Lyten bought Northvolt’s lithium-metal battery cell production plant in California’s Silicon Valley in April, which the company claimed enabled it to create a US supply chain for battery-grade materials.
“We plan to immediately restart operations in Poland and deliver on existing and new customer orders,” Lyten CEO and co-founder Dan Cook said, adding that the plant would “combine Silicon Valley technology with Polish engineering and operations talent to export next generation energy storage technology to customers worldwide.”
So far, Lyten’s products have not yet been used in BESS applications. It has shipped lithium-sulfur batteries for use in drones, at the International Space Station and for a concept vehicle designed by one of its investors, the automotive OEM Stellantis.
However, the startup considers that Li-S’s characteristics could make it suitable for stationary BESS, including a broad operating temperature range, improved safety over Li-ion, and the use of abundant, low-cost materials that could be sourced in Europe or the US.
“The message we are hearing clearly from European customers is that they want energy storage systems manufactured in Europe using locally sourced supply chains free of geopolitical risk,” Lyten chairman and co-founder Lars Herlitz said of the Northvolt deal.
Back and forth dynamic of US-Europe battery industry investment
Considered Europe’s most-funded lithium-ion (Li-ion) battery startup, Northvolt had announced its intent to focus on cell production only and divest its other assets, including its electric mobility, heavy industrial systems and BESS product lines, shortly before the Chapter 11 filing.
It later declared bankruptcy in Sweden in March, shortly after the sale of its industrial division to truck manufacturer Scania. While initially it was thought Scania had also purchased the Polish BESS production plant, Lyten has instead swooped for that.

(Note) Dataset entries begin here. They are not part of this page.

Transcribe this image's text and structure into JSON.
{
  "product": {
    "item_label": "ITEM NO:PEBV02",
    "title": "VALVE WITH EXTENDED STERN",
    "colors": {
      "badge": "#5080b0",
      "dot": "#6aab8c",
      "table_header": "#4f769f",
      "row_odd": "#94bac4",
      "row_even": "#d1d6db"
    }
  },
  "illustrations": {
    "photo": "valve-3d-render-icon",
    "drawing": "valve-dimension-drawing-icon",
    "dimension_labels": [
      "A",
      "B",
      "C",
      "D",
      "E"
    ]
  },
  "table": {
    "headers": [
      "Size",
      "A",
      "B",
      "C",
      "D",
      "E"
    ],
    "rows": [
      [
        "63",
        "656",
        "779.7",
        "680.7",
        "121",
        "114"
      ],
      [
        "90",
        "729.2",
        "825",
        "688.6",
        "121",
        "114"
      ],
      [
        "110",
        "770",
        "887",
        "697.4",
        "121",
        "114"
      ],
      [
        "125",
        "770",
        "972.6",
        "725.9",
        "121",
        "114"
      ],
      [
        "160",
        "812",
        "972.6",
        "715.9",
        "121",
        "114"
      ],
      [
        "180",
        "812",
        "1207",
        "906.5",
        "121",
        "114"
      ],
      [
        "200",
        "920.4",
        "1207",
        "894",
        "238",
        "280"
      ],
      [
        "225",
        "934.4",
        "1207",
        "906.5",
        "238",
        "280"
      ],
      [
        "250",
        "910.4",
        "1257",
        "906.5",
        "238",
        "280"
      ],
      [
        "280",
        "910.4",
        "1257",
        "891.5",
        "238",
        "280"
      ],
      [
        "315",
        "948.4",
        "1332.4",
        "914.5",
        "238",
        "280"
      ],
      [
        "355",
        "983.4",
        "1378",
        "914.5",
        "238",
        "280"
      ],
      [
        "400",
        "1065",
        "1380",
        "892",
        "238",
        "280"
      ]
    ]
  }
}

Terms of either deal have not been disclosed and Lyten-Northvolt aim to close the latest transaction in the third quarter of this year.
“Northvolt set out to lead the sustainable development of Europe’s battery industry,” Northvolt Poland CEO Robert Chryc-Gawrychowski said.
“Lyten is carrying that mission forward with BESS manufacturing and the introduction of lithium-sulfur batteries in Europe, which replaces minerals like nickel, cobalt, manganese, and graphite, with locally abundant battery materials.”

A few years ago, Northvolt and other European manufacturers had looked to be establishing a foothold in the battery manufacturing space before the US Bipartisan Infrastructure Law and Inflation Reduction Act swung the pendulum toward the US.
Analysts’ maps had shown dozens of planned gigafactories in Europe in the late 2010s. Then, the Biden administration’s focus on stimulating investment in manufacturing meant that analysts were instead putting pins in maps of the US instead in the early 2020s.
In late 2022, Benchmark Minerals Intelligence analyst Evan Hartley told Energy-Storage.news that, following the passing of the Inflation Reduction Act, US gigafactory plans were growing at twice the rate of Europe’s.
In light of changes in industrial and foreign trade policy under the Trump administration, it will be interesting to see where investments now begin to land: Lyten is hoping to leverage a ‘Made in US’ supply chain domestically and a similar strategy in Europe.
The company sees the growth of electricity demand to power AI data centres underpinning its business case and in December received a US$650 million letter of intent (LOI) for funding through the Export Import Bank of the US (EXIM) to advance its battery manufacturing and BESS businesses in emerging markets.
Meanwhile, executives from European battery companies Elinor and Volklec told ESN Premium earlier this year that, faced with stiff competition from China’s battery manufacturers, which already dominate the global market, their strategies were to partner on technologies and manufacturing with Chinese players (Premium access).